Gesundheitskompetenz und Forschung

Weitere Gründe sind die Freiverkäuflichkeit von Antibiotika in einigen Ländern und eine zu geringe Gesundheitskompetenz in der Bevölkerung – zum Beispiel das Wissen darüber, wann und gegen welche Erreger Antibiotika wirken oder eben auch nicht.

Möglichst genaue und aktuelle Daten zum internationalen, nationalen, lokalen und individuellen Antibiotikaverbrauch sind wichtig, um zielgerichtete Interventionen inklusive Verordner-Feedback durchzuführen.

Zu den vielversprechendsten Ansätzen zählen auch die Förderung der Patientenzentrierung in der Arzt-Patienten-Kommunikation sowie Entscheidungshilfen (Decision Aids), die die gemeinsame Entscheidungsfindung zwischen Ärztinnen und Ärzten sowie Patientinnen und Patienten verbessern.

Ein globales Netzwerk, das sich für bessere Gesundheit durch bessere Informationsmöglichkeiten einsetzt, ist Cochrane.

Übrigens: Auch dieser Text und alle anderen Inhalte dieser Website sind im Rahmen eines vom Bundesministerium für Gesundheit geförderten Versorgungsforschungsprojektes (PDF der Ausschreibung) entstanden.

Patientenerwartungen

Hier ist das Ergebnis einer wissenschaftlichen Untersuchung zu sehen, in der Patienten nach der Konsultation gefragt wurden, ob sie ein Antibiotikum erwartet hatten oder nicht. Das Ergebnis zeigt deutlich, dass nur eine Minderheit der Patienten die Verordnung eines Antibiotikums erwartet hatte.

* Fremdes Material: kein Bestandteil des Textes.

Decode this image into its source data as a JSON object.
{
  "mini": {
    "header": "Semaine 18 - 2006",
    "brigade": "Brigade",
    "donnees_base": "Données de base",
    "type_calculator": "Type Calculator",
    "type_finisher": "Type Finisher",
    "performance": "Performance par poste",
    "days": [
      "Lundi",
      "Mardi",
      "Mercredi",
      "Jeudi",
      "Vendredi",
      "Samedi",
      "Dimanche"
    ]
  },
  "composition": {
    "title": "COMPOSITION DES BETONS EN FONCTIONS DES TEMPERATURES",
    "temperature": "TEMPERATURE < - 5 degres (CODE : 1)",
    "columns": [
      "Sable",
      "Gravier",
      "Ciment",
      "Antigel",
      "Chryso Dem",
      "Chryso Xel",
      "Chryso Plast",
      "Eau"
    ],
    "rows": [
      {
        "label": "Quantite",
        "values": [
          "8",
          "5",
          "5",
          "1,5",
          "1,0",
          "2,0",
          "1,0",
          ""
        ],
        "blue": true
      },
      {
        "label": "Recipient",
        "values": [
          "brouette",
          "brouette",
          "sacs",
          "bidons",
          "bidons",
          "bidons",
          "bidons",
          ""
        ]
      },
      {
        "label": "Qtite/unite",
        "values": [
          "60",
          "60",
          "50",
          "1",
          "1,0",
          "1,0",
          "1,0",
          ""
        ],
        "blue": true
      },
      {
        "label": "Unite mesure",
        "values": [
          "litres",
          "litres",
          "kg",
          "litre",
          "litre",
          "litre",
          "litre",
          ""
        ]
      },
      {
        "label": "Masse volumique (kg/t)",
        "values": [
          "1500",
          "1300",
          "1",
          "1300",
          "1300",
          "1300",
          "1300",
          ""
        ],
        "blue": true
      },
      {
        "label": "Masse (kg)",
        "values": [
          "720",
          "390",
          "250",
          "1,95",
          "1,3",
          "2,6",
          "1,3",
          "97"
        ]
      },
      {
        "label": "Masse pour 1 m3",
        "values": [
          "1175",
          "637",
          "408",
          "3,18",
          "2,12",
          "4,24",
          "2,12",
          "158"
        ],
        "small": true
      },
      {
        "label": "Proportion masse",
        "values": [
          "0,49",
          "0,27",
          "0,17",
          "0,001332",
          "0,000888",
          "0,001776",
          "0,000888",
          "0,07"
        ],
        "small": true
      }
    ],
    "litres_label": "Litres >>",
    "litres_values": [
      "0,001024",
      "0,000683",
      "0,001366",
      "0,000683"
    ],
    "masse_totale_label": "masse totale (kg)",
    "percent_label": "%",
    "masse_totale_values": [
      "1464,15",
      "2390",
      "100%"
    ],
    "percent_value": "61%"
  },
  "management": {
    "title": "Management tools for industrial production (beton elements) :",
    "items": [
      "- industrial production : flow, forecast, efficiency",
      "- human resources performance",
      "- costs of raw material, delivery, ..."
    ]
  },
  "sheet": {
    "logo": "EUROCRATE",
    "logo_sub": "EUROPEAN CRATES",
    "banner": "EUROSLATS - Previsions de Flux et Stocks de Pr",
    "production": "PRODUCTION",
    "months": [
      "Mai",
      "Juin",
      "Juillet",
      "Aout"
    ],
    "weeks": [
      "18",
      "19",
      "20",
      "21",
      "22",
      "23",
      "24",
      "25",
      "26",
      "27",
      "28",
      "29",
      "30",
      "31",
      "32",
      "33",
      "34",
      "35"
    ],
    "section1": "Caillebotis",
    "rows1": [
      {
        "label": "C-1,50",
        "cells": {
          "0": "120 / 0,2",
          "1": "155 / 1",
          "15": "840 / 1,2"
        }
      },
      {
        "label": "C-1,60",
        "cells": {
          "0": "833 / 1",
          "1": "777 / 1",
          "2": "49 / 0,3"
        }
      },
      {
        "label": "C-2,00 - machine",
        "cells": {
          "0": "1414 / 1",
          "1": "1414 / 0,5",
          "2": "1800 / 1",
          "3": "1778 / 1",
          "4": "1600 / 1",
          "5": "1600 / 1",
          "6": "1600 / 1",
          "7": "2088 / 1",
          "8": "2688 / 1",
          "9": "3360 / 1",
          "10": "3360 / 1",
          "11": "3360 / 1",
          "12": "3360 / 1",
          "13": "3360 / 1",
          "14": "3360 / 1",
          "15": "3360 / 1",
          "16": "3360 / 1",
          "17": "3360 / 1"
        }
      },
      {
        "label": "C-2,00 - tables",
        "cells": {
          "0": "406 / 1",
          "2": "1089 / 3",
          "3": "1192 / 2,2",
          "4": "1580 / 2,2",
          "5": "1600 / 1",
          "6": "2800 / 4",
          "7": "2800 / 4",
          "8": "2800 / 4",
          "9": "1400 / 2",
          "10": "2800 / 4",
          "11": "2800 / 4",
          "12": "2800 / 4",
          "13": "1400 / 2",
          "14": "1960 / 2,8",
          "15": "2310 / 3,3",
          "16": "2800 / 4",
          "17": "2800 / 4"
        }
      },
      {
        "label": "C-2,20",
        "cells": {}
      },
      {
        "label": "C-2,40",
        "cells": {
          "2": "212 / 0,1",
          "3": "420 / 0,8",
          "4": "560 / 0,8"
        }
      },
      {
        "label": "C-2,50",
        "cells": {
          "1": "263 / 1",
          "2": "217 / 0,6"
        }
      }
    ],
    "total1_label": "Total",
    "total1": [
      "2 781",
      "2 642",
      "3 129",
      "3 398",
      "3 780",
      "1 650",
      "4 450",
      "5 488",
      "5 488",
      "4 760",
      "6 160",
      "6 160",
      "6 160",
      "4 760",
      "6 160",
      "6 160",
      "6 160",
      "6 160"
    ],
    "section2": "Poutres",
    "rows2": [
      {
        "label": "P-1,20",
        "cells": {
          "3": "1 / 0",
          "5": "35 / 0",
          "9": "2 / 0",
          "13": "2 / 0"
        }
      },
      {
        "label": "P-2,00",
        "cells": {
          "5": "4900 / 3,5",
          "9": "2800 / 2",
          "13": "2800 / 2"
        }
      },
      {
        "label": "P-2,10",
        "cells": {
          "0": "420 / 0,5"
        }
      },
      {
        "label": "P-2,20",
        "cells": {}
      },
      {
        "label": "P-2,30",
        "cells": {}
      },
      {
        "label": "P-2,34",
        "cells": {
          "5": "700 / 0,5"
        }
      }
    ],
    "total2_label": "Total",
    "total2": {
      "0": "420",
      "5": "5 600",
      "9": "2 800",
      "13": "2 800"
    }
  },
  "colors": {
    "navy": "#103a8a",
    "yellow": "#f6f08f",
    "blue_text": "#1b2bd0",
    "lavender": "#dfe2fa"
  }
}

Die Hälfte der Patienten bekam aber ein Antibiotikum verordnet. Die Studie zeigt, dass Hausärzte regelmäßig den Verordnungsdruck in Bezug auf ein Antibiotikum überschätzen. Die Fälle, in denen Eltern oder Patienten ein Antibiotikum erwarten, sind deutlich seltener, als Ärzte es annehmen.